RM : Hier soir je suis allé voir un film assez intéressant sur Valvert, la clinique à Marseilles. C'était une clinique de psychiatrie institutionnelle qui a commencé dans les années soixante-soixante-dix, et où avant les fous, si on peut les appeler comme ça, ils faisaient du jardinage, ils allaient à la cuisine, etc. Et maintenant à cause des clauses de précautions, ils ne peuvent plus faire de jardinage parce qu'ils peuvent se blesser. Ils ne peuvent plus aller dans la cuisine parce qu'ils peuvent casser un verre et se blesser aussi. On ne leur donne que des médicaments.

IAB : C'est honteux. L'orientation de la psychiatrie actuelle …

RM: C'est un vrai scandale. Mais je crois que c'est quelque chose qu'on peut définir, pour parler de l'époque actuelle, c'est un ami qui m'a dit ça l'autre jour, le XX° siècle a été vraiment le siècle des occasions manquées. On aurait pu… tu vois, la guerre de 14-18, c'était quand même une vraie leçon. Après entre les deux guerres, il y a eu des tentatives de vie communautaire, d'autres types d'économie, il y a eu un monsieur qui s'appelait Victor Croissac, qui a fait quelque chose de très intéressant en France. Alors la crise de 29, ç'aurait pu être une prise de conscience aussi : est-ce qu'on a vraiment envie de faire une ère industrielle, est-ce qu'on veut que les êtres humains soient avant tout des outils de production ? C'est plein d'occasions manquées. Les années soixante, la Beat Generation, c'était quand même un mode de vie, c'était … et c'est que des occasions manquées. Et c'est quand même dingue, comment l'outil lui-même arrive à contrôler la moindre tentative pour la réassimiler et la digérer, et la rendre après comme un vomi inerte et insipide; Non, c'est très triste. On a tout, on a tout, on a absolument tout. Qu'est-ce qui fait qu'on ne passe pas à l'acte ? Peut-être, il y a un terme anglais qui dit ce qui nous arrive de pas bien, c'est pour une bonne raison.

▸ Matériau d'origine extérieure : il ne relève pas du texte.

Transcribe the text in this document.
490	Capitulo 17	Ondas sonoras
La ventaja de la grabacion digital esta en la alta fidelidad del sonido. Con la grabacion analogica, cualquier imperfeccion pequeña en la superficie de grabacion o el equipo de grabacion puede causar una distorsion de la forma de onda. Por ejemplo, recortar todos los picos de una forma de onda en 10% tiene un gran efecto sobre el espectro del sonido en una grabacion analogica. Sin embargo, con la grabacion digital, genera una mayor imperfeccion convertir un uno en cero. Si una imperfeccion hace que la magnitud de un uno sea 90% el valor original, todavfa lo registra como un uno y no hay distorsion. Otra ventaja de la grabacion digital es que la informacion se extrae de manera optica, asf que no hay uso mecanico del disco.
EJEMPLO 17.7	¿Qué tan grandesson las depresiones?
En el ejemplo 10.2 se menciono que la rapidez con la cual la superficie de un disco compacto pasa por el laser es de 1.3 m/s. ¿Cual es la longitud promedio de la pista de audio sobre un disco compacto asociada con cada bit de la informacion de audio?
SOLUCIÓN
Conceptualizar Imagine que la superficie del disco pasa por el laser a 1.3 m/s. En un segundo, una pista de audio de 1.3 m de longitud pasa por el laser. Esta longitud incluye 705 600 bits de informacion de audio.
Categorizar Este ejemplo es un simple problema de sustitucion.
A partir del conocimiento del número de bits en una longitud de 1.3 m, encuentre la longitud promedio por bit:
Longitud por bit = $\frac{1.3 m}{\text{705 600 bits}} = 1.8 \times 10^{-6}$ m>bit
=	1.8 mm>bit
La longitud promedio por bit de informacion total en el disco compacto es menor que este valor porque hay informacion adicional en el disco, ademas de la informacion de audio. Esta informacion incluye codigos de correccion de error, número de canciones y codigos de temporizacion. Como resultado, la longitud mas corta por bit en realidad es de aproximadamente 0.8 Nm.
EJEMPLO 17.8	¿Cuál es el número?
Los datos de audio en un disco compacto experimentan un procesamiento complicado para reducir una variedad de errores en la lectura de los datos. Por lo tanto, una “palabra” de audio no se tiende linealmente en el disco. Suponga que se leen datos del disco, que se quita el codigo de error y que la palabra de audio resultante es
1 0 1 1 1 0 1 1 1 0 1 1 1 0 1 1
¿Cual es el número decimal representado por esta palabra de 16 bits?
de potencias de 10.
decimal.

Peut-être qu'on n'est pas encore prêts. Alors lui, Gysin il disait :"Il faut partir, de toutes façons, c'est foutu." Comme tous les gens un peu vieux, ils finissent par avoir cette mentalité là. Moi j'ai l'habitude de faire des bébés, depuis tout le temps, et, non je pense que ce n'est pas foutu, mais c'est compliqué. Très compliqué. Déjà, donner la conscience aux gens que tout est beaucoup plus complexe qu'il n'y paraît, peut-être que c'est déjà pas mal. Qu'on ne fasse pas des raccourcis. Qu'on ne dise pas "Ah! Oui, les musulmans", qu'on ne dise pas "les femmes, oui mais bien sûr, ce sont des femmes." Déjà tout est tellement plus complexe et beaucoup plus intéressant. Parce qu'en fait on a peur de la complexité comme si c'était quelque chose de tétanisant. "Merde, c'est compliqué." Non : super! C'est compliqué. Déjà ça nous rapproche. Alors qui sont les enfants spirituels de la sémantique générale ?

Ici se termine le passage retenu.